No saben cómo tiene la piel, tremendo, toda descarnada, cicatrizando un mapa de costras, entre verrugas y escamas. Despellejada, al tacto no parece pintura, parece la corteza de una vieja sabia que aprendió a vivir con lepra, porque tiene huesos más fuertes que cualquier problema cutáneo. Huele a Macondo. Y el silencio confirma el diagnóstico que certifica la buena salud de sus prioridades, en cada pedazo de revoque arrancado brutalmente por la brisa más dulce que una metáfora pueda soplar. Tiene problemas intelectuales en la boca del estómago y sí, eructa el maquillaje, porque no deja que las burbujas se le suban a los oídos. De las Américas, la más villera.
¡Qué cosa fuera, la Casa sin afuera!
La historia no tiene buenas, ni malas terminaciones.

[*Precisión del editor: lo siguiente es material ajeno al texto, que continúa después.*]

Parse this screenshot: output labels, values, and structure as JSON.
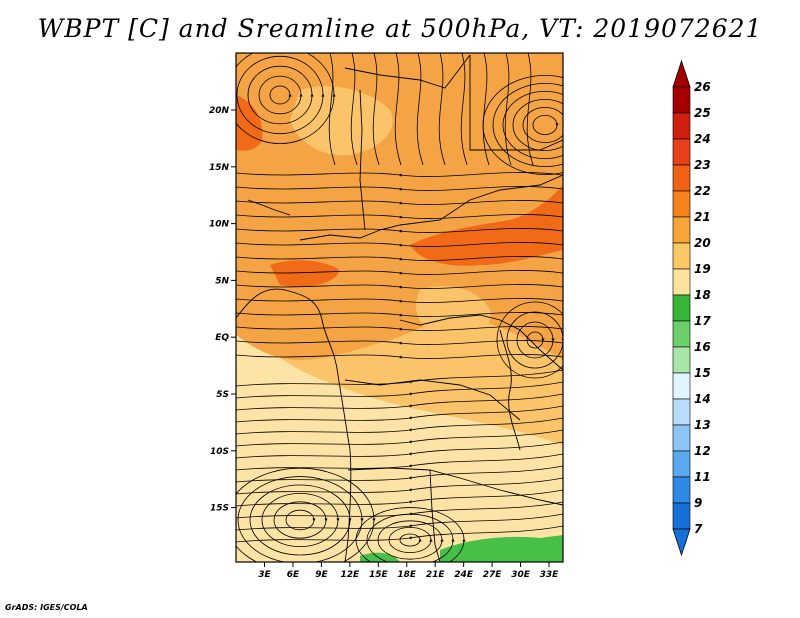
{
  "title": "WBPT [C] and Sreamline at 500hPa, VT: 2019072621",
  "credit": "GrADS: IGES/COLA",
  "y_axis_labels": [
    "20N",
    "15N",
    "10N",
    "5N",
    "EQ",
    "5S",
    "10S",
    "15S"
  ],
  "x_axis_labels": [
    "3E",
    "6E",
    "9E",
    "12E",
    "15E",
    "18E",
    "21E",
    "24E",
    "27E",
    "30E",
    "33E"
  ],
  "colorbar": {
    "labels": [
      "26",
      "25",
      "24",
      "23",
      "22",
      "21",
      "20",
      "19",
      "18",
      "17",
      "16",
      "15",
      "14",
      "13",
      "12",
      "11",
      "9",
      "7"
    ],
    "colors": [
      "#a50000",
      "#d01f0a",
      "#e8401a",
      "#f06015",
      "#f5821a",
      "#f7a43a",
      "#fbc866",
      "#fde2a0",
      "#36b536",
      "#6bd06b",
      "#a8e6a8",
      "#e0f5ff",
      "#b8dcfa",
      "#8cc4f5",
      "#5aa8ee",
      "#2f8ae4",
      "#1670da"
    ],
    "top_arrow_color": "#a50000",
    "bottom_arrow_color": "#1670da"
  },
  "shading": {
    "ocean_warm": "#f5a445",
    "deep_orange": "#f58a1e",
    "hot_core": "#f06a18",
    "warm_mid": "#fbc36a",
    "cool_south": "#fde3a6",
    "green_patch": "#48c048"
  }
}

Arriba, nos custodia el reloj que manda, una aguja paralítica que no anda. Y no podría andar mejor. Abajo, un volcán de aguas en erupción salpica la luz negra del hombre que descansa libre, sin ninguna esposa del tiempo, porque no necesita mantener al sol preso. Piensa, no hace nada. ¿Quién pudiera hacer eso? La casa ha sido tomada por las flores, pero flores de interiores, no como la carcasa del aire acondicionado que sobresale naranjillenta, transpirada, cagada de calor, tan inmóvil como su ventilador. ¡Pero atención con ese cañón! Tiene pólvora de tiza y mella de pizarrón. Mujeres nuevas, rodeadas por carros de 1950. Nadie lleva prisa, nadie pide la cuenta. Un reino de libros y una guardia real de palmeras. Un estadio de ideas y una tribuna antiimperialista. Un ovni de gringos y unos seres extraños, los normales. Una plantación de idiomas y una memoria que garúa.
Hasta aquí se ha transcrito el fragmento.